The Cartesian tradition, then, misconceptualizes the nature of the relationship between Dasein and the entities Dasein encounters in the world as well as the nature between Dasein and its world. As has been demonstrated, the traditional Cartesian ontological view of the "subject-Object relationship" misses a more primordial mode of Being for each of these three terms: Dasein is not a Cartesian "subject," since it has a more primordial mode of Being than presence-at-hand; entities encountered in the world are not Cartesian "objects," since they are not primordially present-at-hand, either; and the relationship between Dasein and the entities encountered by it is not primo rdially the radically separated relationship which the tradition believes it to be, but rather one in which entities and World are bound up in Dasein itself. None of these misunderstandings of the primordial nature of entities or relationships are "incorrect," but they all obscure more modes of Being.

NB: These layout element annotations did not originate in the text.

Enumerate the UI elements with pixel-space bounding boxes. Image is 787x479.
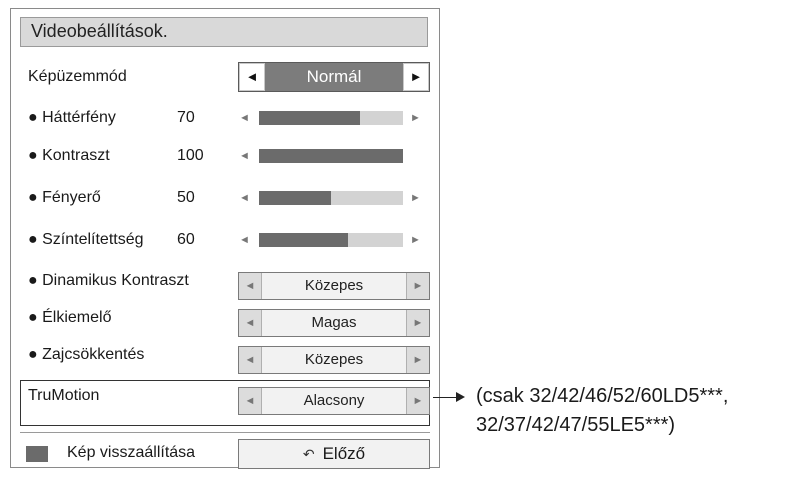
slider-fill [259, 149, 403, 163]
slider-value: 100 [177, 147, 204, 164]
select-right-arrow-icon[interactable]: ► [406, 347, 429, 373]
select-left-arrow-icon[interactable]: ◄ [239, 388, 262, 414]
select-left-arrow-icon[interactable]: ◄ [239, 273, 262, 299]
model-note: (csak 32/42/46/52/60LD5***, 32/37/42/47/… [476, 382, 728, 440]
select-value: Közepes [304, 277, 364, 294]
picture-mode-value: Normál [265, 63, 403, 91]
slider-right-arrow-icon[interactable]: ► [410, 192, 421, 204]
select-row-edge-enhancer[interactable]: ● Élkiemelő ◄ Magas ► [11, 307, 441, 337]
picture-reset-label[interactable]: Kép visszaállítása [67, 444, 195, 462]
slider-left-arrow-icon[interactable]: ◄ [239, 150, 250, 162]
divider [20, 432, 430, 433]
model-note-line-1: (csak 32/42/46/52/60LD5***, [476, 385, 729, 407]
slider-fill [259, 233, 349, 247]
select-value: Közepes [304, 351, 364, 368]
select-left-arrow-icon[interactable]: ◄ [239, 310, 262, 336]
model-note-line-2: 32/37/42/47/55LE5***) [476, 414, 676, 436]
slider-track[interactable] [259, 233, 403, 247]
picture-mode-selector[interactable]: ◄ Normál ► [238, 62, 430, 92]
trumotion-select[interactable]: ◄ Alacsony ► [238, 387, 430, 415]
select-control[interactable]: ◄ Közepes ► [238, 272, 430, 300]
select-label: ● Zajcsökkentés [28, 346, 145, 363]
select-control[interactable]: ◄ Magas ► [238, 309, 430, 337]
callout-arrow-icon [456, 392, 465, 402]
select-label: ● Dinamikus Kontraszt [28, 272, 189, 289]
previous-button[interactable]: ↶ Előző [238, 439, 430, 469]
slider-fill [259, 191, 331, 205]
slider-value: 50 [177, 189, 195, 206]
slider-right-arrow-icon[interactable]: ► [410, 234, 421, 246]
slider-row-backlight[interactable]: ● Háttérfény 70 ◄ ► [11, 106, 441, 136]
reset-color-key-icon [26, 446, 48, 462]
slider-left-arrow-icon[interactable]: ◄ [239, 192, 250, 204]
select-label: ● Élkiemelő [28, 309, 112, 326]
slider-track[interactable] [259, 111, 403, 125]
slider-track[interactable] [259, 149, 403, 163]
slider-value: 70 [177, 109, 195, 126]
select-right-arrow-icon[interactable]: ► [406, 310, 429, 336]
slider-right-arrow-icon[interactable]: ► [410, 112, 421, 124]
slider-left-arrow-icon[interactable]: ◄ [239, 234, 250, 246]
picture-mode-right-arrow-icon[interactable]: ► [404, 64, 428, 90]
menu-title: Videobeállítások. [31, 21, 168, 41]
slider-label: ● Fényerő [28, 189, 101, 206]
select-row-noise-reduction[interactable]: ● Zajcsökkentés ◄ Közepes ► [11, 344, 441, 374]
slider-row-contrast[interactable]: ● Kontraszt 100 ◄ ► [11, 144, 441, 174]
slider-track[interactable] [259, 191, 403, 205]
trumotion-label: TruMotion [28, 387, 100, 404]
trumotion-value: Alacsony [303, 392, 365, 409]
select-value: Magas [311, 314, 357, 331]
select-right-arrow-icon[interactable]: ► [406, 388, 429, 414]
picture-mode-label: Képüzemmód [28, 68, 127, 85]
video-settings-panel: Videobeállítások. Képüzemmód ◄ Normál ► … [10, 8, 441, 469]
title-bar: Videobeállítások. [20, 17, 428, 47]
slider-left-arrow-icon[interactable]: ◄ [239, 112, 250, 124]
slider-fill [259, 111, 360, 125]
trumotion-content: TruMotion ◄ Alacsony ► [11, 386, 441, 416]
slider-label: ● Kontraszt [28, 147, 110, 164]
slider-row-brightness[interactable]: ● Fényerő 50 ◄ ► [11, 186, 441, 216]
slider-row-saturation[interactable]: ● Színtelítettség 60 ◄ ► [11, 228, 441, 258]
slider-value: 60 [177, 231, 195, 248]
slider-label: ● Színtelítettség [28, 231, 144, 248]
select-left-arrow-icon[interactable]: ◄ [239, 347, 262, 373]
picture-mode-left-arrow-icon[interactable]: ◄ [240, 64, 264, 90]
slider-label: ● Háttérfény [28, 109, 116, 126]
select-right-arrow-icon[interactable]: ► [406, 273, 429, 299]
select-row-dynamic-contrast[interactable]: ● Dinamikus Kontraszt ◄ Közepes ► [11, 270, 441, 300]
select-control[interactable]: ◄ Közepes ► [238, 346, 430, 374]
previous-label: Előző [322, 444, 366, 463]
back-arrow-icon: ↶ [302, 446, 315, 462]
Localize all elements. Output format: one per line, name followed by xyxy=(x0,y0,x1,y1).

Essentially, these more primordial modes of Being of entities and the way in which they related to each other are what the tradition has missed. By insisting that "subject" and "Object" are isolated, present-at-hand entities, an investigator misses the modes of Being that both these types of entities reveal to phenomenological investigation; by insisting that Dasein and the entities it encounters relate to each other in a "world" which is merely a mathematical field which is itself an entity that can be known intellectually and in which extended things have a sort of "permanent presence-at-hand," the tradition misses the more primordial way in which Dasein encounters the world. (130)

References

Descartes, René. Meditations on First Philosophy in Classics of Western Philosophy, Fourth Edition. Ed. Steven M. Cahn. Trans. Donald A. Cress. Indianapolis: Hackett Publishing Company, 19953.

Heidegger, Martin. Being and Time. Trans. John Macquarrie and Edward Robinson. San Francisco: Harper & Row, 1962.

Footnotes

[1] It seems worthwhile to say a few things here about conventions for quotations in this discussion, since Heidegger and his translators often use both language and punctuation in specific ways. The use of quotation marks has been altered to the standard usage in American English, in which an entire quotation from the text is set in double quotes and quotation marks inside the text are set in single quotes, regardless of whether they were single or double quotes in Macquarrie and Robinson's text. All page references refer to Macquarrie and Robinson's English edition, not a German edition of Heidegger. The bracketed German expressions set in Macquarrie and Robinson's English text have been eliminated, and any bracketed expressions in quotations are my own. Any italicization in quotes is Heidegger's own or has been introduced by the translators.

[2] I follow Macquarrie and Robinson's practice of capitalizing "Being" while speaking about what Heidegger uses the German word Seinfor, while using "being" or "entity" while speaking about what Heidegger uses the words seiend and Seiendes.

[3] References to Descartes' Meditations refer to the pagination of the original ur-text, not to the pagination in Cahn's Classics.